BMC auctioning three land parcels to raise funds, says Aaditya

Updated: Oct 22, 2024

Aaditya

Mumbai: Shiv Sena (UBT) leader Aaditya Thackeray on Thursday alleged Mumbai’s civic body had decided to auction three land parcels to raise funds and make up for the “loot” of the metropolis by the Eknath Shinde government.


The Brihanmumbai Municipal Corporation, which is being run by an administrator now, has decided to auction the Chhatrapati Shivaji Maharaj Mandi (Market), the Brihanmumbai Electric Supply and Transport (BEST) Malabar Hill Receiving Station and the Worli Asphalt Plant, Thackeray pointed out.


“The sale of Mumbai is being done by the Eknath Shinde regime to benefit its favourite builders and contractors,” he alleged.

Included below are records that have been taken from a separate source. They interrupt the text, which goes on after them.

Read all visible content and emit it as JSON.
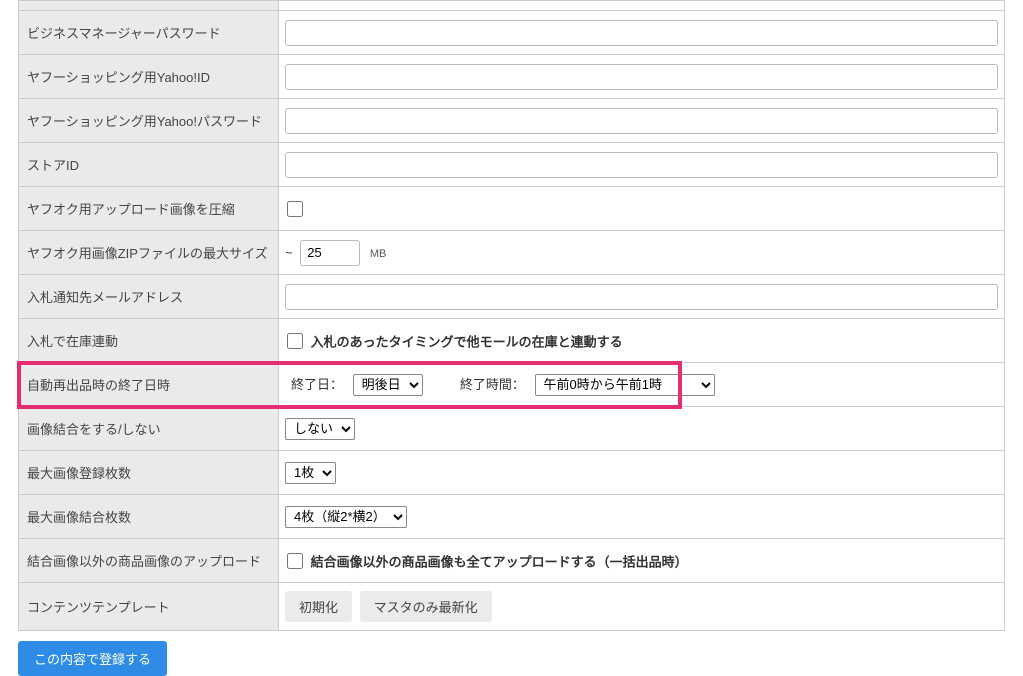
{
  "rows": {
    "bm_password": {
      "label": "ビジネスマネージャーパスワード",
      "value": ""
    },
    "yahoo_id": {
      "label": "ヤフーショッピング用Yahoo!ID",
      "value": ""
    },
    "yahoo_password": {
      "label": "ヤフーショッピング用Yahoo!パスワード",
      "value": ""
    },
    "store_id": {
      "label": "ストアID",
      "value": ""
    },
    "compress_image": {
      "label": "ヤフオク用アップロード画像を圧縮",
      "checked": false
    },
    "zip_max_size": {
      "label": "ヤフオク用画像ZIPファイルの最大サイズ",
      "tilde": "~",
      "value": "25",
      "unit": "MB"
    },
    "bid_notify_email": {
      "label": "入札通知先メールアドレス",
      "value": ""
    },
    "bid_stock_link": {
      "label": "入札で在庫連動",
      "checkbox_label": "入札のあったタイミングで他モールの在庫と連動する",
      "checked": false
    },
    "auto_relist_end": {
      "label": "自動再出品時の終了日時",
      "end_date_label": "終了日：",
      "end_date_value": "明後日",
      "end_time_label": "終了時間：",
      "end_time_value": "午前0時から午前1時"
    },
    "image_merge": {
      "label": "画像結合をする/しない",
      "value": "しない"
    },
    "max_image_count": {
      "label": "最大画像登録枚数",
      "value": "1枚"
    },
    "max_merge_count": {
      "label": "最大画像結合枚数",
      "value": "4枚（縦2*横2）"
    },
    "upload_non_merged": {
      "label": "結合画像以外の商品画像のアップロード",
      "checkbox_label": "結合画像以外の商品画像も全てアップロードする（一括出品時）",
      "checked": false
    },
    "content_template": {
      "label": "コンテンツテンプレート",
      "init_button": "初期化",
      "update_button": "マスタのみ最新化"
    }
  },
  "submit_button": "この内容で登録する"
}
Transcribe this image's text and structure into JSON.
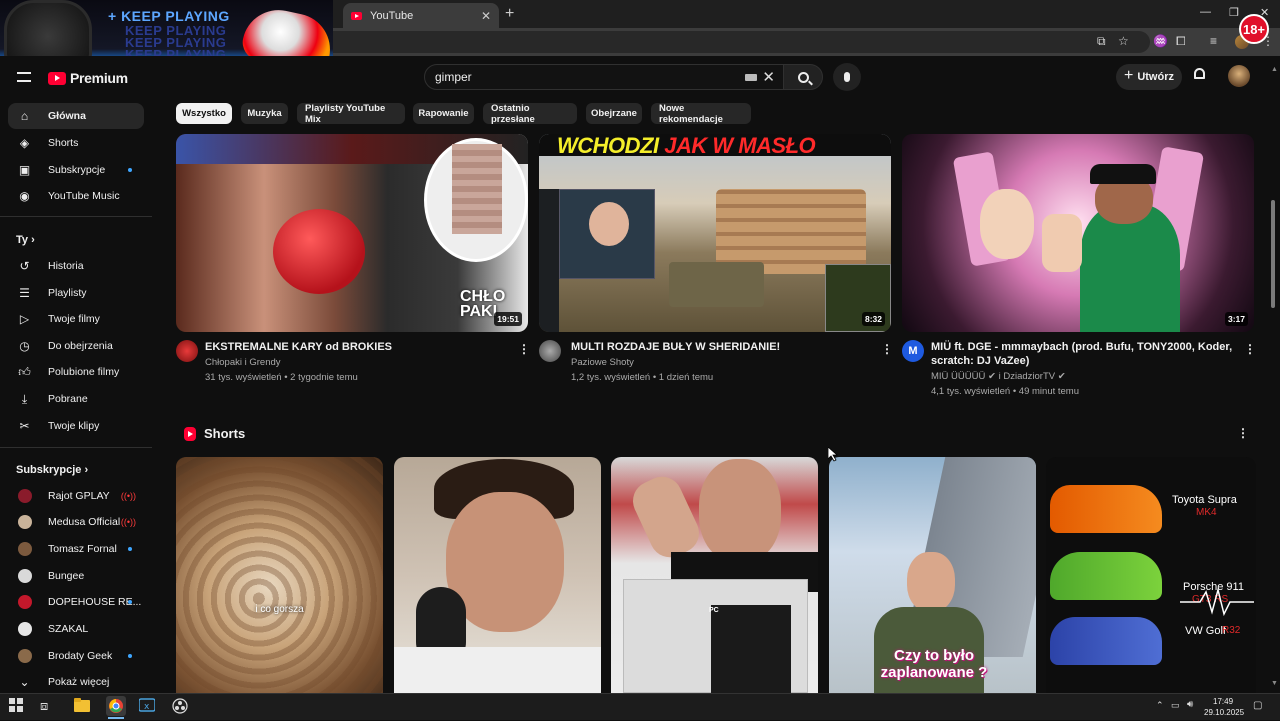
{
  "browser": {
    "tab_title": "YouTube",
    "tab_close": "✕",
    "new_tab": "+",
    "win_min": "—",
    "win_max": "❐",
    "win_close": "✕",
    "age_badge": "18+"
  },
  "ad": {
    "headline": "+ KEEP PLAYING",
    "echo_1": "KEEP PLAYING",
    "echo_2": "KEEP PLAYING",
    "echo_3": "KEEP PLAYING"
  },
  "header": {
    "brand": "Premium",
    "search_value": "gimper",
    "create_label": "Utwórz"
  },
  "sidebar": {
    "main": [
      {
        "label": "Główna",
        "icon": "home-icon"
      },
      {
        "label": "Shorts",
        "icon": "shorts-icon"
      },
      {
        "label": "Subskrypcje",
        "icon": "subscriptions-icon"
      },
      {
        "label": "YouTube Music",
        "icon": "music-icon"
      }
    ],
    "you_heading": "Ty",
    "you": [
      {
        "label": "Historia",
        "icon": "history-icon"
      },
      {
        "label": "Playlisty",
        "icon": "playlists-icon"
      },
      {
        "label": "Twoje filmy",
        "icon": "your-videos-icon"
      },
      {
        "label": "Do obejrzenia",
        "icon": "watch-later-icon"
      },
      {
        "label": "Polubione filmy",
        "icon": "liked-icon"
      },
      {
        "label": "Pobrane",
        "icon": "downloads-icon"
      },
      {
        "label": "Twoje klipy",
        "icon": "clips-icon"
      }
    ],
    "subs_heading": "Subskrypcje",
    "subs": [
      {
        "label": "Rajot GPLAY",
        "indicator": "live",
        "color": "#8a1b2b"
      },
      {
        "label": "Medusa Official",
        "indicator": "live",
        "color": "#c9b39a"
      },
      {
        "label": "Tomasz Fornal",
        "indicator": "dot",
        "color": "#7c5a3e"
      },
      {
        "label": "Bungee",
        "indicator": "none",
        "color": "#d9d9d9"
      },
      {
        "label": "DOPEHOUSE RE...",
        "indicator": "dot",
        "color": "#c3182b"
      },
      {
        "label": "SZAKAL",
        "indicator": "none",
        "color": "#e6e6e6"
      },
      {
        "label": "Brodaty Geek",
        "indicator": "dot",
        "color": "#8a6a4a"
      }
    ],
    "more_label": "Pokaż więcej"
  },
  "chips": [
    "Wszystko",
    "Muzyka",
    "Playlisty YouTube Mix",
    "Rapowanie",
    "Ostatnio przesłane",
    "Obejrzane",
    "Nowe rekomendacje"
  ],
  "videos": [
    {
      "title": "EKSTREMALNE KARY od BROKIES",
      "channel": "Chłopaki i Grendy",
      "stats": "31 tys. wyświetleń • 2 tygodnie temu",
      "duration": "19:51",
      "thumb_text": "CHŁO PAKI"
    },
    {
      "title": "MULTI ROZDAJE BUŁY W SHERIDANIE!",
      "channel": "Paziowe Shoty",
      "stats": "1,2 tys. wyświetleń • 1 dzień temu",
      "duration": "8:32",
      "thumb_text_a": "WCHODZI ",
      "thumb_text_b": "JAK W MASŁO"
    },
    {
      "title_line1": "MIÜ ft. DGE - mmmaybach (prod. Bufu, TONY2000, Koder,",
      "title_line2": "scratch: DJ VaZee)",
      "channel_a": "MIÜ ÜÜÜÜÜ",
      "channel_b": "i DziadziorTV",
      "stats": "4,1 tys. wyświetleń • 49 minut temu",
      "duration": "3:17",
      "avatar_letter": "M"
    }
  ],
  "shorts": {
    "heading": "Shorts",
    "items": [
      {
        "caption": "i co gorsza"
      },
      {
        "caption": ""
      },
      {
        "caption": "PC"
      },
      {
        "caption": "Czy to było zaplanowane ?"
      },
      {
        "cars": [
          "Toyota Supra",
          "MK4",
          "Porsche 911",
          "GT3 RS",
          "VW Golf",
          "R32"
        ]
      }
    ]
  },
  "taskbar": {
    "time": "17:49",
    "date": "29.10.2025"
  },
  "colors": {
    "background": "#0f0f0f",
    "accent_red": "#ff0033",
    "chip_bg": "#272727",
    "text_secondary": "#aaaaaa"
  }
}
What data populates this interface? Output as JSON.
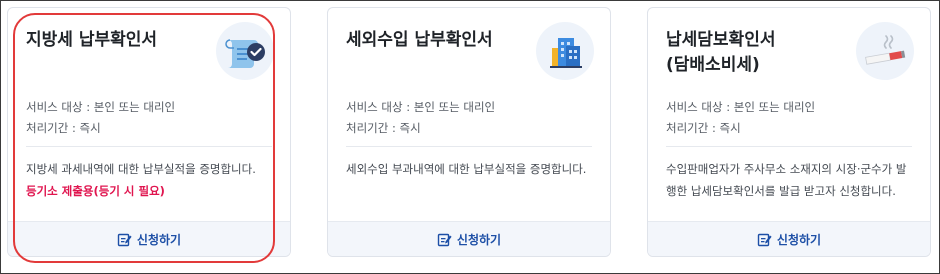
{
  "cards": [
    {
      "title": "지방세 납부확인서",
      "meta_target": "서비스 대상 : 본인 또는 대리인",
      "meta_period": "처리기간 : 즉시",
      "description": "지방세 과세내역에 대한 납부실적을 증명합니다.",
      "note": "등기소 제출용(등기 시 필요)",
      "apply_label": "신청하기",
      "icon": "document-scroll-check-icon"
    },
    {
      "title": "세외수입 납부확인서",
      "meta_target": "서비스 대상 : 본인 또는 대리인",
      "meta_period": "처리기간 : 즉시",
      "description": "세외수입 부과내역에 대한 납부실적을 증명합니다.",
      "apply_label": "신청하기",
      "icon": "building-icon"
    },
    {
      "title": "납세담보확인서\n(담배소비세)",
      "meta_target": "서비스 대상 : 본인 또는 대리인",
      "meta_period": "처리기간 : 즉시",
      "description": "수입판매업자가 주사무소 소재지의 시장·군수가 발행한 납세담보확인서를 발급 받고자 신청합니다.",
      "apply_label": "신청하기",
      "icon": "cigarette-icon"
    }
  ],
  "colors": {
    "accent": "#1d4fa6",
    "note": "#e0154f",
    "highlight": "#e23a3a",
    "card_footer": "#f3f6fb"
  }
}
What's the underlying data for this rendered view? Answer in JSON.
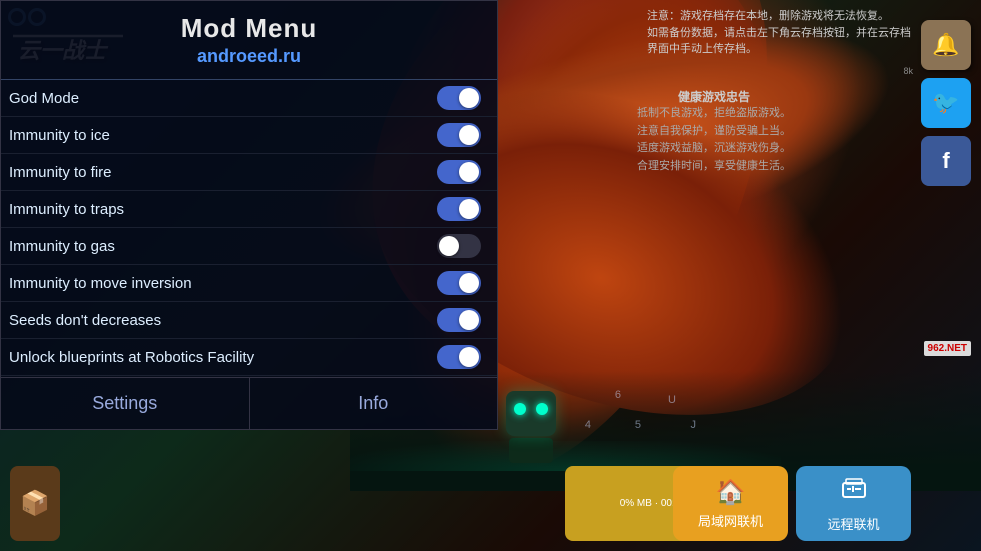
{
  "app": {
    "title": "Mod Menu",
    "subtitle": "androeed.ru"
  },
  "notice": {
    "line1": "注意：游戏存档存在本地，删除游戏将无法恢复。",
    "line2": "如需备份数据，请点击左下角云存档按钮，并在云存档",
    "line3": "界面中手动上传存档。",
    "small": "8k"
  },
  "health_warning": {
    "title": "健康游戏忠告",
    "line1": "抵制不良游戏，拒绝盗版游戏。",
    "line2": "注意自我保护，谨防受骗上当。",
    "line3": "适度游戏益脑，沉迷游戏伤身。",
    "line4": "合理安排时间，享受健康生活。"
  },
  "mod_items": [
    {
      "label": "God Mode",
      "state": "on"
    },
    {
      "label": "Immunity to ice",
      "state": "on"
    },
    {
      "label": "Immunity to fire",
      "state": "on"
    },
    {
      "label": "Immunity to traps",
      "state": "on"
    },
    {
      "label": "Immunity to gas",
      "state": "off"
    },
    {
      "label": "Immunity to move inversion",
      "state": "on"
    },
    {
      "label": "Seeds don't decreases",
      "state": "on"
    },
    {
      "label": "Unlock blueprints at Robotics Facility",
      "state": "on"
    }
  ],
  "tabs": {
    "settings": "Settings",
    "info": "Info"
  },
  "bottom_buttons": {
    "local": "局域网联机",
    "remote": "远程联机"
  },
  "watermark": "962.NET",
  "ee_logo": "ee"
}
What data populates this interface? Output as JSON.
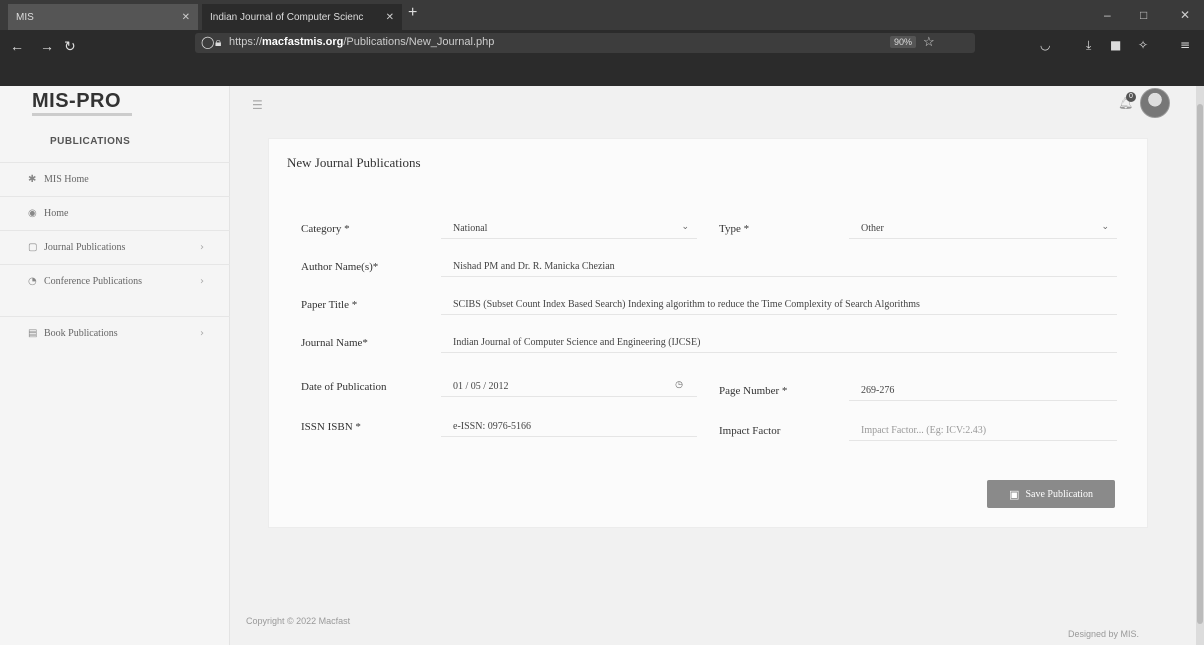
{
  "browser": {
    "tabs": [
      {
        "label": "MIS"
      },
      {
        "label": "Indian Journal of Computer Scienc"
      }
    ],
    "new_tab": "+",
    "url_prefix": "https://",
    "url_domain": "macfastmis.org",
    "url_path": "/Publications/New_Journal.php",
    "zoom": "90%"
  },
  "sidebar": {
    "logo": "MIS-PRO",
    "section_title": "PUBLICATIONS",
    "items": [
      {
        "label": "MIS Home",
        "icon": "home-icon"
      },
      {
        "label": "Home",
        "icon": "dashboard-icon"
      },
      {
        "label": "Journal Publications",
        "icon": "file-icon",
        "has_submenu": true
      },
      {
        "label": "Conference Publications",
        "icon": "globe-icon",
        "has_submenu": true
      },
      {
        "label": "Book Publications",
        "icon": "book-icon",
        "has_submenu": true
      }
    ]
  },
  "header": {
    "notification_count": "0"
  },
  "form": {
    "title": "New Journal Publications",
    "category_label": "Category *",
    "category_value": "National",
    "type_label": "Type *",
    "type_value": "Other",
    "author_label": "Author Name(s)*",
    "author_value": "Nishad PM  and Dr. R. Manicka Chezian",
    "paper_label": "Paper Title *",
    "paper_value": "SCIBS (Subset Count Index Based Search)  Indexing algorithm to reduce the Time Complexity of Search Algorithms",
    "journal_label": "Journal Name*",
    "journal_value": "Indian Journal  of Computer Science and Engineering (IJCSE)",
    "date_label": "Date of Publication",
    "date_value": "01 / 05 / 2012",
    "page_label": "Page Number *",
    "page_value": "269-276",
    "issn_label": "ISSN ISBN *",
    "issn_value": "e-ISSN: 0976-5166",
    "impact_label": "Impact Factor",
    "impact_placeholder": "Impact Factor... (Eg: ICV:2.43)",
    "save_label": "Save Publication"
  },
  "footer": {
    "copyright": "Copyright © 2022 Macfast",
    "designed_by": "Designed by MIS."
  }
}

A criminal investigation will be conducted into the matter after the Maha Vikas Aghadi government comes to power, Thackeray added.


“So on one end, they looted the BMC and Mumbai and gave the money to their favourite contractors. Now, by auctioning these iconic and important land parcels, the BMC will be left without both funds and plots,” the Shiv Sena (UBT) leader and former state minister claimed.


When Shiv Sena started controlling the BMC in 1997, its finances were in deficit but by 2022 his party turned around the fiscal health of the civic body, Thackeray said.


Alleging that the Shinde government wants to drive Kolis and fisherfolk out of Mumbai, he said, “We will oppose this. It has to remain and be made into a fish market, and (should be) in the ownership of the BMC.”


Aaditya puppet for urban naxals: Shelar

Bharatiya Janata Party ( BJP ) Mumbai chief Ashish Shelar has called Uddhav Thackeray’s son and Shiv Sena (UBT) leader Aaditya Thackeray as a puppet for urban naxals after former’s comments on the Dharavi Redevelopment project and has also challenged him for a debate.

Ashish Shelar said that the project is a necessity and a priority project, adding that Uddhav Thackeray-led Shiv Sena and Congressleader Varsha Gaikwad are peddling lies.

Aaditya Thackeray seems to have become the spokesperson of urban Naxals. Without studying the subject (Dharavi) in detail, Aaditya Thackeray is speaking like an ignorant. I have seen that these people have been trying to set a narrative regarding Dharavi and the re-development work,” Ashish Shelar said.

He challenged Aaditya Thackeray and Varsha Gaikwad in a debate on the Dharavi Redevelopment Project.

“Uddhav ji and the people of his party – Aaditya Thackeray and Varsha Gaikwad have started this false narrative regarding Dharavi. I openly challenge Aaditya for a debate. I want to ask him that 70 per cent of the homes in the Dharavi Redevelopment Project will go to Marathi people, Muslims and Dalits. It is their rightful home, so why are they putting roadblocks by creating a false narrative?”